The more egregious trade "candidate" Jeff Schultz mentioned is Michael Harris II. Again, Schultz "leaned" towards not trading Harris, but he also mentioned that Harris's hitting is a question mark, which is objectively false.

Harris isn't Aaron Judge at the plate, but he's also not Michael A. Taylor or Victor Robles. In fact, Harris has the fifth-highest wRC+ among CF since 2022. He also has the fifth-highest fWAR, despite not even debuting until the end of May 2022.

Thanks to his production (which includes his excellent hitting, Jeff) and his contract there are no healthy pitchers (McClanahan had a higher trade value in July but is out for the 2024 season) with a higher trade value than Harris who isn't on the Braves (Spencer Strider, again).

I repeat, there is not a single pitcher who has more value than Michael Harris currently has.

Thanks to the eight-year, $72 million contract that has team options for 2031 and 2032, the young CF signed during the 2022 season will max out at $20 million in a season if his final team option is picked up.

Starling Marte, who was worth -0.3 fWAR this season and made $20.75 million is guaranteed another $41.5 million over the next two seasons.

If you trust baseballtradevalues.com, there isn't another pitcher in the same universe with as much surplus value as Harris.

The gap between Michael Harris II and George Kirby's surplus value ($66.8 million) is greater than Mookie Betts's total surplus value ($64.7 million).

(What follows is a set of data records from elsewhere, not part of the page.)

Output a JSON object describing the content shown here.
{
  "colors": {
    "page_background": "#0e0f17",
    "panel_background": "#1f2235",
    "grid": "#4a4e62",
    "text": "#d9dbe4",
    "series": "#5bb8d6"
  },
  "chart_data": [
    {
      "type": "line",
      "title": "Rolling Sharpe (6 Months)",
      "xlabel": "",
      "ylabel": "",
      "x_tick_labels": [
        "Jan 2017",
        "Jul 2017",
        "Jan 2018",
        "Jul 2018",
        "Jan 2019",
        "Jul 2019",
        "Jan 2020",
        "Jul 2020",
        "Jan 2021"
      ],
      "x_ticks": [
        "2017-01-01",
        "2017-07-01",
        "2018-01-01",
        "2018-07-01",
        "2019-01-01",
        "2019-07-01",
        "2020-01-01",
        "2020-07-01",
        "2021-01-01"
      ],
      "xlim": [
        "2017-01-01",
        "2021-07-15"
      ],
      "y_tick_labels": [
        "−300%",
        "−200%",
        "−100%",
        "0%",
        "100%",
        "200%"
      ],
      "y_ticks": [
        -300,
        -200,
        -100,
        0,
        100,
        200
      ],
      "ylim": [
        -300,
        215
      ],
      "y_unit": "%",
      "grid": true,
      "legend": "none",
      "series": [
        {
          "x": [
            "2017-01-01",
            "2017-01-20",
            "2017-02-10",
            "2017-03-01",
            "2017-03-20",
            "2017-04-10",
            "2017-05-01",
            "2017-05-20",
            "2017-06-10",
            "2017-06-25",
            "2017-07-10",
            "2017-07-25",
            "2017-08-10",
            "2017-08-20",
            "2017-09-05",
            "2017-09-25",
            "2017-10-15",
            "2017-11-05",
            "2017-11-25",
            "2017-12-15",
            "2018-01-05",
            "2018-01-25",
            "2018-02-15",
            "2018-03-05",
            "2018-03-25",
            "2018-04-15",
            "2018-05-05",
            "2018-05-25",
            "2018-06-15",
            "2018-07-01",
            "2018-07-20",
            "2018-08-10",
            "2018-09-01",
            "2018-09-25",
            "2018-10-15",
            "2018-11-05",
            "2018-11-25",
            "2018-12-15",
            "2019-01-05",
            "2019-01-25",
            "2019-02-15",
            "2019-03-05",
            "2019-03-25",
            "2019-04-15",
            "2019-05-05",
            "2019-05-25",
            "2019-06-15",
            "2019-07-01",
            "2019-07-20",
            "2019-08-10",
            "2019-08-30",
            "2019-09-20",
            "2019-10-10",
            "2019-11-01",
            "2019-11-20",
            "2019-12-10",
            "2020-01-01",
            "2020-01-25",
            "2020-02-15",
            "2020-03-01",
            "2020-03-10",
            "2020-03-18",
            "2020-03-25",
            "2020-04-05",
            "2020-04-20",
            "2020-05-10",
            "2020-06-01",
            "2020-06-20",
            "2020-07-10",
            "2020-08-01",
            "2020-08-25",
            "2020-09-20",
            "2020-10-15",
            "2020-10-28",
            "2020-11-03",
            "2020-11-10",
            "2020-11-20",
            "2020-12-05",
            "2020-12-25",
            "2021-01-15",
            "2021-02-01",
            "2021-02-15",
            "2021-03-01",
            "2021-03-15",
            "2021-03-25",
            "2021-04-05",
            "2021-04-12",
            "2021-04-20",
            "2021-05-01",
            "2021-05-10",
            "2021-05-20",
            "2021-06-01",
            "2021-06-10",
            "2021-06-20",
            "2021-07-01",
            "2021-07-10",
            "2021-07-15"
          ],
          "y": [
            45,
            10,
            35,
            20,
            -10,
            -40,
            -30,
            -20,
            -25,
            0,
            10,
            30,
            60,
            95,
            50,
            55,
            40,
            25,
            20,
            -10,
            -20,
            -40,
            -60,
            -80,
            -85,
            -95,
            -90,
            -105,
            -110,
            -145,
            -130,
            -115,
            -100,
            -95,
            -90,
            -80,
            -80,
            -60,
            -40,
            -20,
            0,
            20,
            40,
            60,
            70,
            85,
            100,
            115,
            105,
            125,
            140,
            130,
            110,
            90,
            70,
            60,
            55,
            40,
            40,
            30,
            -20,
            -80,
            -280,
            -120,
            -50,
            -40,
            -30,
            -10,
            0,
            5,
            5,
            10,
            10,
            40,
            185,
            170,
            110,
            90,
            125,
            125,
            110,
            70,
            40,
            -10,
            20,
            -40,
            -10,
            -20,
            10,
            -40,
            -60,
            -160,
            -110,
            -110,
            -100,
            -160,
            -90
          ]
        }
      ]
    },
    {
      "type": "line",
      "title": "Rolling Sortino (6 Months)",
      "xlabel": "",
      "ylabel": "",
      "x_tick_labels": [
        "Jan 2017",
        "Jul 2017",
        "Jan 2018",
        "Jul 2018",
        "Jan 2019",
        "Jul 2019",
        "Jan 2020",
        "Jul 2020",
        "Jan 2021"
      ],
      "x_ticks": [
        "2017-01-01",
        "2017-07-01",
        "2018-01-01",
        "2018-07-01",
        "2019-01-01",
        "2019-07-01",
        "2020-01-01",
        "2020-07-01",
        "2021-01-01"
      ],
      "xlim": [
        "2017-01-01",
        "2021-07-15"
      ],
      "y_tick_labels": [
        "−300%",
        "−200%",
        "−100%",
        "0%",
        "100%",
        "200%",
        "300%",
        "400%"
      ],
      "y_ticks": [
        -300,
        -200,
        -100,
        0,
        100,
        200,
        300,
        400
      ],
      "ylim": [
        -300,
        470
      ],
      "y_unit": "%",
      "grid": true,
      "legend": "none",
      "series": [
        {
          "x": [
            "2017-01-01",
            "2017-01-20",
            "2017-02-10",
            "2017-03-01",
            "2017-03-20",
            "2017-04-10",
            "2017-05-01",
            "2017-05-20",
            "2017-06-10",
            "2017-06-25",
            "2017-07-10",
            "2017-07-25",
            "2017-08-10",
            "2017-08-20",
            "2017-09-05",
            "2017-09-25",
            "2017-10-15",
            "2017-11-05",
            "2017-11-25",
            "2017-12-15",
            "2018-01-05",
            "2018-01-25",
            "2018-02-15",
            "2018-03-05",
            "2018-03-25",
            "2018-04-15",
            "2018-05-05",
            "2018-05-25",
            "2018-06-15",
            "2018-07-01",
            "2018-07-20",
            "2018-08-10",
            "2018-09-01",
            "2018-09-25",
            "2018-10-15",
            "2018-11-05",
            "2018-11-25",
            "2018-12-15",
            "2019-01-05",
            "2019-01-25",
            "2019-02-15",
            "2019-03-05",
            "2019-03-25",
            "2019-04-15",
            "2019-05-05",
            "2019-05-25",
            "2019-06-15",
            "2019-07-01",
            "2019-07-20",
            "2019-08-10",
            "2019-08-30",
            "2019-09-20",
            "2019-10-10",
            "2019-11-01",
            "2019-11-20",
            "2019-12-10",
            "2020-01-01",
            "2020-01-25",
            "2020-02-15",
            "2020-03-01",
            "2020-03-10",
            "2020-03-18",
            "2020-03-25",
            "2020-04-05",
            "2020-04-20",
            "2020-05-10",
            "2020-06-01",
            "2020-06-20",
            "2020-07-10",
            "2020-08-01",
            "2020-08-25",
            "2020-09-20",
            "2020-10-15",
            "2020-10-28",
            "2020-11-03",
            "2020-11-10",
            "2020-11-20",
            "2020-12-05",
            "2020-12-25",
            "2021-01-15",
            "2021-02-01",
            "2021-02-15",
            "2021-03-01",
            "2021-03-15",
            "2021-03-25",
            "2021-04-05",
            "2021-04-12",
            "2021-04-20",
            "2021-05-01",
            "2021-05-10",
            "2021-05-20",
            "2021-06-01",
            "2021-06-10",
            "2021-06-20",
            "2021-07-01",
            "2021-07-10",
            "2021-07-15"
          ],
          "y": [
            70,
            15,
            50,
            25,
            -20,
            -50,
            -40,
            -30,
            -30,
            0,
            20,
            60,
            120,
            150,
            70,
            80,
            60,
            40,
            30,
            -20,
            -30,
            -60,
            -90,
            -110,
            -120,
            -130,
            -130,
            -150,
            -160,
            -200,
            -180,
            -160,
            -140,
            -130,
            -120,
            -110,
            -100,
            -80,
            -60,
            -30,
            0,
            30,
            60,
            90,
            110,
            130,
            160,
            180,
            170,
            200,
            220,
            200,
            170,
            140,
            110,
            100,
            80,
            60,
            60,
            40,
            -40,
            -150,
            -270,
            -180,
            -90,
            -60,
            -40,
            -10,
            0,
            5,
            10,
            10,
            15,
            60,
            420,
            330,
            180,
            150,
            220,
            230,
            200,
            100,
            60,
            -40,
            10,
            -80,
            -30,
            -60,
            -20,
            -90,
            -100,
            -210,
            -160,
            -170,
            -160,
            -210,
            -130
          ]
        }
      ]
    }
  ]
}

There's not a single pitcher worth trading Harris for. I'll give Schultz the benefit of the doubt when he says "part of a deal for quality SP" that he did not mean packaging Harris with prospects for this hypothetical starting pitcher who is supposed to save the Braves during the postseason (a team who lost because they forgot how to hit for four straight games).

To demonstrate how insane Michael Harris II's trade value is, here's one I put through the simulator:

The Philadelphia Phillies could trade their ace Zack Wheeler, their 2023 most valuable position player by fWAR Bryson Stott, and their top prospect Andrew Painter for just Michael Harris, and the trade simulator would believe that the Braves overpaid by nearly $40 million in surplus value.

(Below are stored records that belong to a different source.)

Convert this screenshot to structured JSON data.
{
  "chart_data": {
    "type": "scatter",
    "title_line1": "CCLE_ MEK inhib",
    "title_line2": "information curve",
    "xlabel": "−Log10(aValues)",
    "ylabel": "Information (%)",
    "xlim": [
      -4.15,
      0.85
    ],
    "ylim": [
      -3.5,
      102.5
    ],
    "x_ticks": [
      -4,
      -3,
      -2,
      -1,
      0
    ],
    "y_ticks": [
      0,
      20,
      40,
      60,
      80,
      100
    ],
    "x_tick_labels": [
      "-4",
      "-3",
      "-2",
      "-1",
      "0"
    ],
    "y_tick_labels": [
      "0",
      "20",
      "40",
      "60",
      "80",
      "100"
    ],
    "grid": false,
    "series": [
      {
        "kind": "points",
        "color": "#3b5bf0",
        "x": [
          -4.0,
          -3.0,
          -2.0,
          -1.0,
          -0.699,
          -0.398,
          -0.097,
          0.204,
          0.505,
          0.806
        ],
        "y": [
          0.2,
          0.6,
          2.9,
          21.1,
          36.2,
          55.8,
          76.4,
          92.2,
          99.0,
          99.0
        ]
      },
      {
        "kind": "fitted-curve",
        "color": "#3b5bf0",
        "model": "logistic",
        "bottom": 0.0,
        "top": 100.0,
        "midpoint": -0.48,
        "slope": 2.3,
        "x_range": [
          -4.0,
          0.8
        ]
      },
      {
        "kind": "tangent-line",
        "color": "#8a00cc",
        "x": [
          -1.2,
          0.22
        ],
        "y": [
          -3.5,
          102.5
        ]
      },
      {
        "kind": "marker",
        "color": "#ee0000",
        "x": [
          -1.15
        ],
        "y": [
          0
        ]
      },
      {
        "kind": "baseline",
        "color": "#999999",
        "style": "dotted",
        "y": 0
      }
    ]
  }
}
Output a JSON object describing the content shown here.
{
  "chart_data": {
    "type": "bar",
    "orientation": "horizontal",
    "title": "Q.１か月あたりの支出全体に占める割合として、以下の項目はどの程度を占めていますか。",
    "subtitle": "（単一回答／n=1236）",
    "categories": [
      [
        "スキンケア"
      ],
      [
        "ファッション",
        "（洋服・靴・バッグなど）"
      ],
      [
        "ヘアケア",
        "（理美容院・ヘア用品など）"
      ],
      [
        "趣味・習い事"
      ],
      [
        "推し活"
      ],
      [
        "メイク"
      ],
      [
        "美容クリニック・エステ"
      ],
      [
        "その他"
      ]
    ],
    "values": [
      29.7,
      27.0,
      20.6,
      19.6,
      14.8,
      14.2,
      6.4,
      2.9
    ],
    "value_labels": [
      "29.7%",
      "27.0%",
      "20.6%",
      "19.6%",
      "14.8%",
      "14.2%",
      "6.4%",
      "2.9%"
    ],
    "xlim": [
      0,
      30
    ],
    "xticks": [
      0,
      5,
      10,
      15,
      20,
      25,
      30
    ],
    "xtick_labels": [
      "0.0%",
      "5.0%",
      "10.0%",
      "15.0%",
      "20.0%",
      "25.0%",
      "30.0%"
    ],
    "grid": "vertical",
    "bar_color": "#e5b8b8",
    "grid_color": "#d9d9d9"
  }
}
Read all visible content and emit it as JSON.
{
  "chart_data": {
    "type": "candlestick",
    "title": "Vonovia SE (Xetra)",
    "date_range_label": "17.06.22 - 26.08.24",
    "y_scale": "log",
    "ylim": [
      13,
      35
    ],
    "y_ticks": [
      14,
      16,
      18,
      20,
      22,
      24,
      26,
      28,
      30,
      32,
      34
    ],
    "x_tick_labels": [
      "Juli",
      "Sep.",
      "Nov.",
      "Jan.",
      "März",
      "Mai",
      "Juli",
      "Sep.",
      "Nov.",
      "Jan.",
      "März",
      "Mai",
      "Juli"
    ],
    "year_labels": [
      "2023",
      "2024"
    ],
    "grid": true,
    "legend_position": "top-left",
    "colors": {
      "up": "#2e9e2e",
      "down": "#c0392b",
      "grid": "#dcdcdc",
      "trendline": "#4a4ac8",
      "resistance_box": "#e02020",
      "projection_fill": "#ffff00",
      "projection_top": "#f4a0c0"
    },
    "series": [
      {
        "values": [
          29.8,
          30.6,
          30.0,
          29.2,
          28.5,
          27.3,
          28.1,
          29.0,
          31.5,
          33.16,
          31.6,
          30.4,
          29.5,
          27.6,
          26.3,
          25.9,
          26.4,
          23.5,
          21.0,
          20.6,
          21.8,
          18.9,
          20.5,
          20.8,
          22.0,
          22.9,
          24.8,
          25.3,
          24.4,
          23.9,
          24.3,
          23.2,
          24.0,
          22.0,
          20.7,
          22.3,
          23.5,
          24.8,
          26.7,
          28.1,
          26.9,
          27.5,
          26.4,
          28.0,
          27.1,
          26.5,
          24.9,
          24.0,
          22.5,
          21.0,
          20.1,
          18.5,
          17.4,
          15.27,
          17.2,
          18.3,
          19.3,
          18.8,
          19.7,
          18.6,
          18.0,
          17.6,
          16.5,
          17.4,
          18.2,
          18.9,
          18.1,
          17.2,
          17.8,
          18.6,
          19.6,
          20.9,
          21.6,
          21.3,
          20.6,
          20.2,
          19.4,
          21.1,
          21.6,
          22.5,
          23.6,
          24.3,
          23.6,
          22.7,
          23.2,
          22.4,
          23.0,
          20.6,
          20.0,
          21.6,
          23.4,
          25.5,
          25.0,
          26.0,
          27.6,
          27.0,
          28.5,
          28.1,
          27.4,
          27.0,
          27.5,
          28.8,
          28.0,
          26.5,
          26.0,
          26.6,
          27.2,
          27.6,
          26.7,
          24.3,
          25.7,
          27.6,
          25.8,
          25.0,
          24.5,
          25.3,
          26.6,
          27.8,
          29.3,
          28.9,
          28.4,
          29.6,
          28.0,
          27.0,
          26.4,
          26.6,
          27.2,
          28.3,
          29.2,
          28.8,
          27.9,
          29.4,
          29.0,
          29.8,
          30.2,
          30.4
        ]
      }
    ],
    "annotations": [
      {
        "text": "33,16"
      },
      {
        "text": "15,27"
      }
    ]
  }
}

Unlike second base, where the Braves could plug in Vaughn Grissom and at least get half of what Albies can produce, there's not another center fielder in sight who could produce what Harris can on the contract the Georgia native is on.

That's just like, your opinion, man

Jeff Schultz is right, at the end of the day, these are just opinions and things shouldn't get personal.

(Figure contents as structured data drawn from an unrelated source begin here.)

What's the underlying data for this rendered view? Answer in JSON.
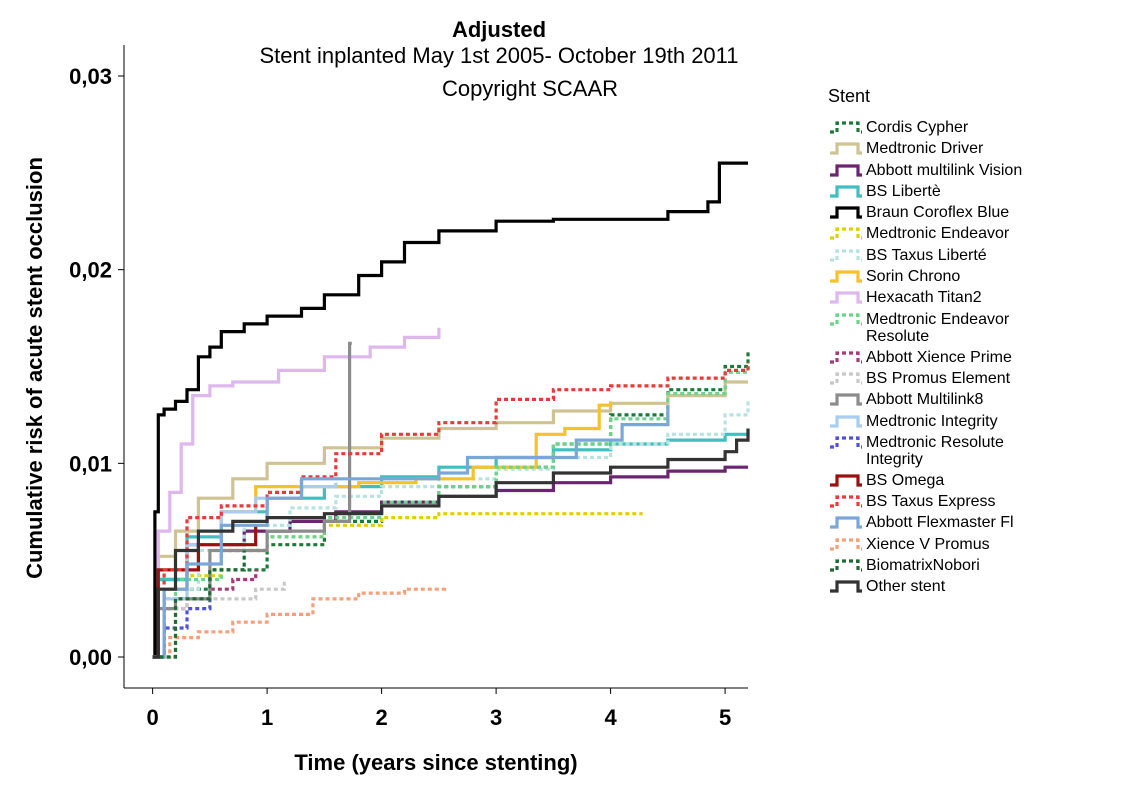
{
  "chart_data": {
    "type": "line",
    "title": "Adjusted",
    "subtitle": "Stent inplanted May 1st 2005- October 19th 2011",
    "annotation": "Copyright SCAAR",
    "xlabel": "Time (years since stenting)",
    "ylabel": "Cumulative risk of acute stent occlusion",
    "xlim": [
      -0.25,
      5.2
    ],
    "ylim": [
      -0.0016,
      0.0316
    ],
    "x_ticks": [
      "0",
      "1",
      "2",
      "3",
      "4",
      "5"
    ],
    "y_ticks": [
      "0,00",
      "0,01",
      "0,02",
      "0,03"
    ],
    "grid": false,
    "legend": {
      "title": "Stent",
      "position": "right"
    },
    "series": [
      {
        "name": "Cordis Cypher",
        "color": "#1a7a3a",
        "dash": "dot",
        "x": [
          0,
          0.1,
          0.5,
          1.0,
          1.5,
          2.0,
          2.5,
          3.0,
          3.5,
          4.0,
          4.5,
          5.0,
          5.2
        ],
        "y": [
          0,
          0.0035,
          0.0045,
          0.0058,
          0.007,
          0.008,
          0.0088,
          0.0098,
          0.011,
          0.0125,
          0.0138,
          0.015,
          0.0158
        ]
      },
      {
        "name": "Medtronic Driver",
        "color": "#cfc393",
        "dash": "solid",
        "x": [
          0,
          0.05,
          0.2,
          0.4,
          0.7,
          1.0,
          1.5,
          2.0,
          2.5,
          3.0,
          3.5,
          4.0,
          4.5,
          5.0,
          5.2
        ],
        "y": [
          0,
          0.0052,
          0.0065,
          0.0082,
          0.0092,
          0.01,
          0.0108,
          0.0113,
          0.0118,
          0.0121,
          0.0127,
          0.0131,
          0.0135,
          0.0142,
          0.0142
        ]
      },
      {
        "name": "Abbott multilink Vision",
        "color": "#6b2470",
        "dash": "solid",
        "x": [
          0,
          0.05,
          0.3,
          0.8,
          1.2,
          1.6,
          2.0,
          2.5,
          3.0,
          3.5,
          4.0,
          4.5,
          5.0,
          5.2
        ],
        "y": [
          0,
          0.004,
          0.0058,
          0.0065,
          0.007,
          0.0075,
          0.008,
          0.0083,
          0.0086,
          0.009,
          0.0093,
          0.0096,
          0.0098,
          0.0098
        ]
      },
      {
        "name": "BS Libertè",
        "color": "#3fbfbf",
        "dash": "solid",
        "x": [
          0,
          0.05,
          0.3,
          0.6,
          1.0,
          1.5,
          2.0,
          2.5,
          3.0,
          3.5,
          4.0,
          4.5,
          5.0,
          5.2
        ],
        "y": [
          0,
          0.004,
          0.0062,
          0.0075,
          0.0082,
          0.0088,
          0.0093,
          0.0098,
          0.0103,
          0.0107,
          0.011,
          0.0112,
          0.0115,
          0.0118
        ]
      },
      {
        "name": "Braun Coroflex Blue",
        "color": "#000000",
        "dash": "solid",
        "x": [
          0,
          0.02,
          0.05,
          0.1,
          0.2,
          0.3,
          0.4,
          0.5,
          0.6,
          0.8,
          1.0,
          1.3,
          1.5,
          1.8,
          2.0,
          2.2,
          2.5,
          3.0,
          3.5,
          4.0,
          4.5,
          4.85,
          4.95,
          5.2
        ],
        "y": [
          0,
          0.0075,
          0.0125,
          0.0128,
          0.0132,
          0.0138,
          0.0155,
          0.016,
          0.0168,
          0.0172,
          0.0176,
          0.018,
          0.0187,
          0.0197,
          0.0204,
          0.0214,
          0.022,
          0.0225,
          0.0226,
          0.0226,
          0.023,
          0.0235,
          0.0255,
          0.0255
        ]
      },
      {
        "name": "Medtronic Endeavor",
        "color": "#e0d000",
        "dash": "dot",
        "x": [
          0,
          0.1,
          0.3,
          0.6,
          1.0,
          1.5,
          2.0,
          2.5,
          3.0,
          3.5,
          4.0,
          4.28
        ],
        "y": [
          0,
          0.003,
          0.0042,
          0.0055,
          0.0062,
          0.0068,
          0.0072,
          0.0074,
          0.0074,
          0.0074,
          0.0074,
          0.0074
        ]
      },
      {
        "name": "BS Taxus Liberté",
        "color": "#b6e2e2",
        "dash": "dot",
        "x": [
          0,
          0.1,
          0.4,
          0.8,
          1.2,
          1.6,
          2.0,
          2.5,
          3.0,
          3.5,
          4.0,
          4.5,
          5.0,
          5.2
        ],
        "y": [
          0,
          0.0035,
          0.0055,
          0.0068,
          0.0077,
          0.0083,
          0.0088,
          0.0092,
          0.0097,
          0.0103,
          0.011,
          0.0115,
          0.0125,
          0.0133
        ]
      },
      {
        "name": "Sorin Chrono",
        "color": "#f7c12a",
        "dash": "solid",
        "x": [
          0,
          0.05,
          0.3,
          0.6,
          0.9,
          1.3,
          1.8,
          2.3,
          2.8,
          3.1,
          3.35,
          3.6,
          3.9,
          4.0
        ],
        "y": [
          0,
          0.0035,
          0.0058,
          0.0075,
          0.0088,
          0.0088,
          0.009,
          0.0092,
          0.0098,
          0.0098,
          0.0115,
          0.0118,
          0.013,
          0.0132
        ]
      },
      {
        "name": "Hexacath Titan2",
        "color": "#ddb7ee",
        "dash": "solid",
        "x": [
          0,
          0.05,
          0.15,
          0.25,
          0.35,
          0.5,
          0.7,
          1.1,
          1.5,
          1.9,
          2.2,
          2.5
        ],
        "y": [
          0,
          0.0065,
          0.0085,
          0.011,
          0.0135,
          0.014,
          0.0142,
          0.0148,
          0.0155,
          0.016,
          0.0165,
          0.017
        ]
      },
      {
        "name": "Medtronic Endeavor\nResolute",
        "color": "#6ad48a",
        "dash": "dot",
        "x": [
          0,
          0.2,
          0.6,
          1.0,
          1.5,
          2.0,
          2.5,
          3.0,
          3.5,
          4.0,
          4.5,
          5.0,
          5.2
        ],
        "y": [
          0,
          0.004,
          0.0055,
          0.0062,
          0.0072,
          0.008,
          0.0088,
          0.0098,
          0.011,
          0.0123,
          0.0136,
          0.0147,
          0.0152
        ]
      },
      {
        "name": "Abbott Xience Prime",
        "color": "#a53a78",
        "dash": "dot",
        "x": [
          0,
          0.1,
          0.3,
          0.5,
          0.7,
          0.9
        ],
        "y": [
          0,
          0.0025,
          0.003,
          0.0035,
          0.004,
          0.0045
        ]
      },
      {
        "name": "BS Promus Element",
        "color": "#c8c8c8",
        "dash": "dot",
        "x": [
          0,
          0.1,
          0.3,
          0.6,
          0.9,
          1.15
        ],
        "y": [
          0,
          0.0025,
          0.003,
          0.003,
          0.0035,
          0.004
        ]
      },
      {
        "name": "Abbott Multilink8",
        "color": "#8c8c8c",
        "dash": "solid",
        "x": [
          0,
          0.05,
          0.2,
          0.5,
          1.0,
          1.5,
          1.72,
          1.72,
          1.74
        ],
        "y": [
          0,
          0.0025,
          0.003,
          0.0055,
          0.0065,
          0.007,
          0.0072,
          0.0162,
          0.0162
        ]
      },
      {
        "name": "Medtronic Integrity",
        "color": "#a9cdef",
        "dash": "solid",
        "x": [
          0,
          0.1,
          0.3,
          0.6,
          0.9,
          1.3,
          1.6
        ],
        "y": [
          0,
          0.003,
          0.0058,
          0.0075,
          0.0082,
          0.0088,
          0.009
        ]
      },
      {
        "name": "Medtronic Resolute\nIntegrity",
        "color": "#5050e0",
        "dash": "dot",
        "x": [
          0,
          0.1,
          0.3,
          0.5
        ],
        "y": [
          0,
          0.0015,
          0.0025,
          0.003
        ]
      },
      {
        "name": "BS Omega",
        "color": "#9a1010",
        "dash": "solid",
        "x": [
          0,
          0.05,
          0.4,
          0.9
        ],
        "y": [
          0,
          0.0045,
          0.0058,
          0.0068
        ]
      },
      {
        "name": "BS Taxus Express",
        "color": "#e83a3a",
        "dash": "dot",
        "x": [
          0,
          0.1,
          0.3,
          0.6,
          1.0,
          1.3,
          1.6,
          2.0,
          2.5,
          3.0,
          3.5,
          4.0,
          4.5,
          5.0,
          5.2
        ],
        "y": [
          0,
          0.0045,
          0.0072,
          0.0078,
          0.0085,
          0.0093,
          0.0105,
          0.0115,
          0.0121,
          0.0133,
          0.0138,
          0.014,
          0.0144,
          0.0148,
          0.0152
        ]
      },
      {
        "name": "Abbott Flexmaster Fl",
        "color": "#7ba7d7",
        "dash": "solid",
        "x": [
          0,
          0.1,
          0.3,
          0.6,
          1.0,
          1.3,
          2.0,
          2.5,
          2.75,
          3.2,
          3.7,
          4.1,
          4.5
        ],
        "y": [
          0,
          0.0035,
          0.0048,
          0.0068,
          0.0082,
          0.0092,
          0.0092,
          0.0095,
          0.0103,
          0.0103,
          0.0112,
          0.012,
          0.013
        ]
      },
      {
        "name": "Xience V Promus",
        "color": "#f5a07a",
        "dash": "dot",
        "x": [
          0,
          0.15,
          0.4,
          0.7,
          1.0,
          1.4,
          1.8,
          2.2,
          2.55
        ],
        "y": [
          0,
          0.001,
          0.0013,
          0.0018,
          0.0022,
          0.003,
          0.0033,
          0.0035,
          0.0036
        ]
      },
      {
        "name": "BiomatrixNobori",
        "color": "#1e6a35",
        "dash": "dot",
        "x": [
          0,
          0.2,
          0.5,
          0.8
        ],
        "y": [
          0,
          0.003,
          0.0045,
          0.0055
        ]
      },
      {
        "name": "Other stent",
        "color": "#333333",
        "dash": "solid",
        "x": [
          0,
          0.05,
          0.2,
          0.4,
          0.7,
          1.0,
          1.5,
          2.0,
          2.5,
          3.0,
          3.5,
          4.0,
          4.5,
          5.0,
          5.1,
          5.2
        ],
        "y": [
          0,
          0.0035,
          0.0055,
          0.0065,
          0.007,
          0.0072,
          0.0074,
          0.0078,
          0.0083,
          0.009,
          0.0095,
          0.0098,
          0.0102,
          0.0106,
          0.0112,
          0.0118
        ]
      }
    ]
  }
}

However, there are bad opinions. Bad opinions are worthy of critique.

If Schultz was willing to name pitchers he thought were worth trading Albies or Harris for, perhaps the discourse could be different.

Instead of Schultz tripling down on his opinion, even though he "leans" towards not trading them, (Not to mention he and Mark Bowman are the only people in baseball mentioning the idea, and Bowman stayed away from even the consider stage) we could have a dialogue about whether trading Albies for someone like Gerrit Cole is wise from a myriad of angles.

Since Schultz isn't willing to mention a single pitcher, or even discuss why even entertaining the idea of trading two core members of the Braves is a bad idea, however, he is deserving of some criticism.